Q:你对自己的要求是,用做一件艺术品的标准去做游戏吗?

👾 Wuli:参加 Game Jam 你会发现,很多人做的游戏都是搞怪、玩梗的,因为他们对游戏的认知停留在「带来快乐」这一层面。他们觉得只要让玩家开心,游戏就成功了。但其实不然。

游戏作为一种新的形式,核心目标之一确实是带来快乐、成就感或体验,但应该有更好的方式去呈现。
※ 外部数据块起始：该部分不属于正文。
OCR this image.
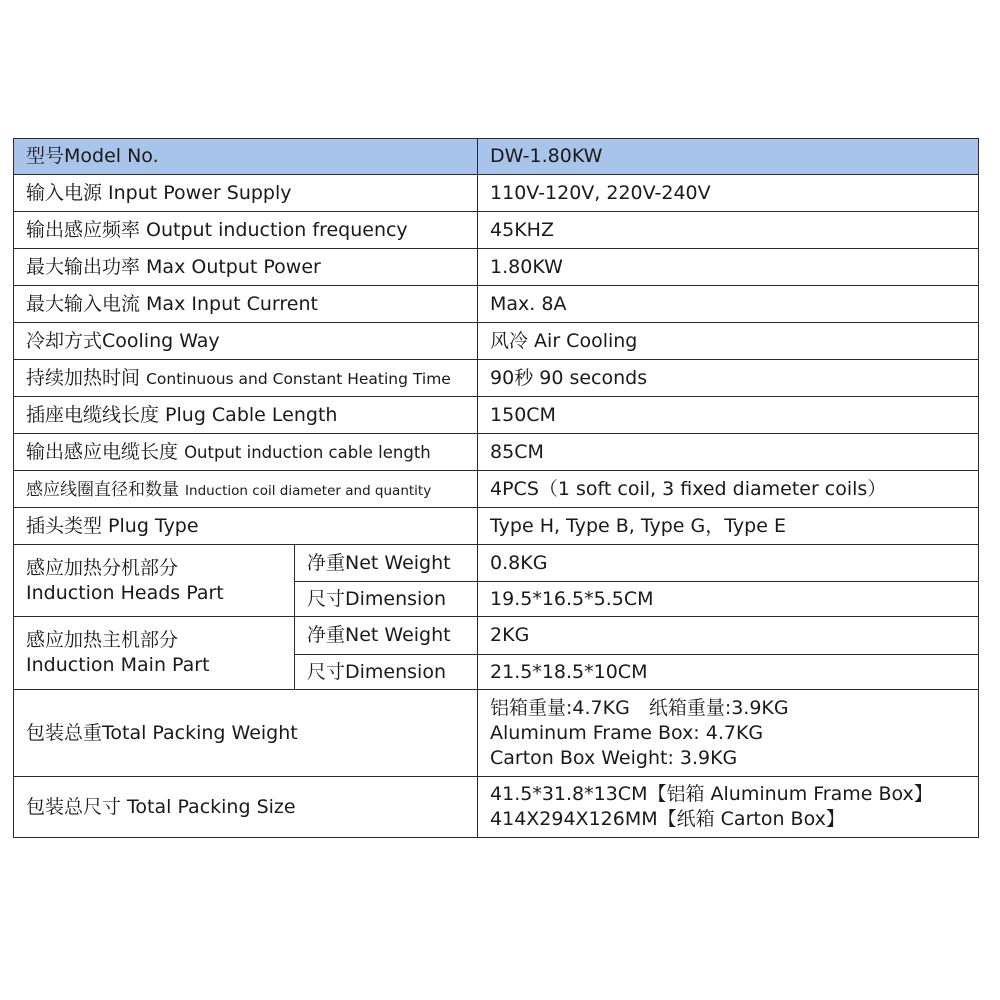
型号Model No.		DW-1.80KW
输入电源 Input Power Supply		110V-120V, 220V-240V
输出感应频率 Output induction frequency		45KHZ
最大输出功率 Max Output Power		1.80KW
最大输入电流 Max Input Current		Max. 8A
冷却方式Cooling Way		风冷 Air Cooling
持续加热时间 Continuous and Constant Heating Time		90秒 90 seconds
插座电缆线长度 Plug Cable Length		150CM
输出感应电缆长度 Output induction cable length		85CM
感应线圈直径和数量 Induction coil diameter and quantity		4PCS（1 soft coil, 3 fixed diameter coils）
插头类型 Plug Type		Type H, Type B, Type G，Type E

感应加热分机部分
Induction Heads Part	净重Net Weight	0.8KG
	尺寸Dimension	19.5*16.5*5.5CM

感应加热主机部分
Induction Main Part	净重Net Weight	2KG
	尺寸Dimension	21.5*18.5*10CM
包装总重Total Packing Weight		铝箱重量:4.7KG　纸箱重量:3.9KG
Aluminum Frame Box: 4.7KG
Carton Box Weight: 3.9KG

包装总尺寸 Total Packing Size		41.5*31.8*13CM【铝箱 Aluminum Frame Box】
414X294X126MM【纸箱 Carton Box】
长时间做游戏设计,你会慢慢从单纯追求快乐,转向思考游戏的底层设计。它是如何运作,如何根据 MDA 框架在玩家层面产生美感。了解这些后,你就不会只把游戏当作玩具,至少是一个有艺术价值的玩具,因为系统本身精巧而美妙。

Q:你们觉得未来的游戏形式会如何演变?

🧙 羊半:席勒说过,「只有当人充分是人的时候,他才游戏。」随着经济社会不断进步,人类物质极度富足时,未来游戏行业会持续上升,形式和体验都会更加丰富。

Q:现在有什么招聘需求吗?

  • 00 后,认同工作室的理念和方向,愿意和工作室一起成长;

  • 热爱游戏,具有丰富的游戏阅历,对游戏行业有独到见解;

  • 尊重人才,求知若渴,虚心若愚,愿意倾听玩家的心声;

  • 宁缺毋滥,具有极强的自驱力和责任感,追求效率。

Q:为什么加入你们会是一个令人心动的 offer?

瞳电游:你能真正享受到做游戏的乐趣。这里没有 KPI 或财务束缚,最重要的是,你能做一款真正好的游戏。如果你有好点子,这里欢迎你。我们叫「双流小任天堂」是有原因的。

我们团队吸引人的地方主要是两点:自由和尊重。

自由就是 Netflix 式的「自由与责任」。我们工作室在工作时间上的安排非常灵活,你可以在能够完成既定任务目标的基础上自由安排自己的工作时间。尊重则体现在对每个人的创作和价值的认可。我们不会像高中班主任一样布置任务并盯着大家完成任务,而是给大家宽松的时间和高自由度,同时尊重每个人所做的工作和创造的价值。

加入这里,你能感受到肩上的责任,但同时也能真正享受创作过程。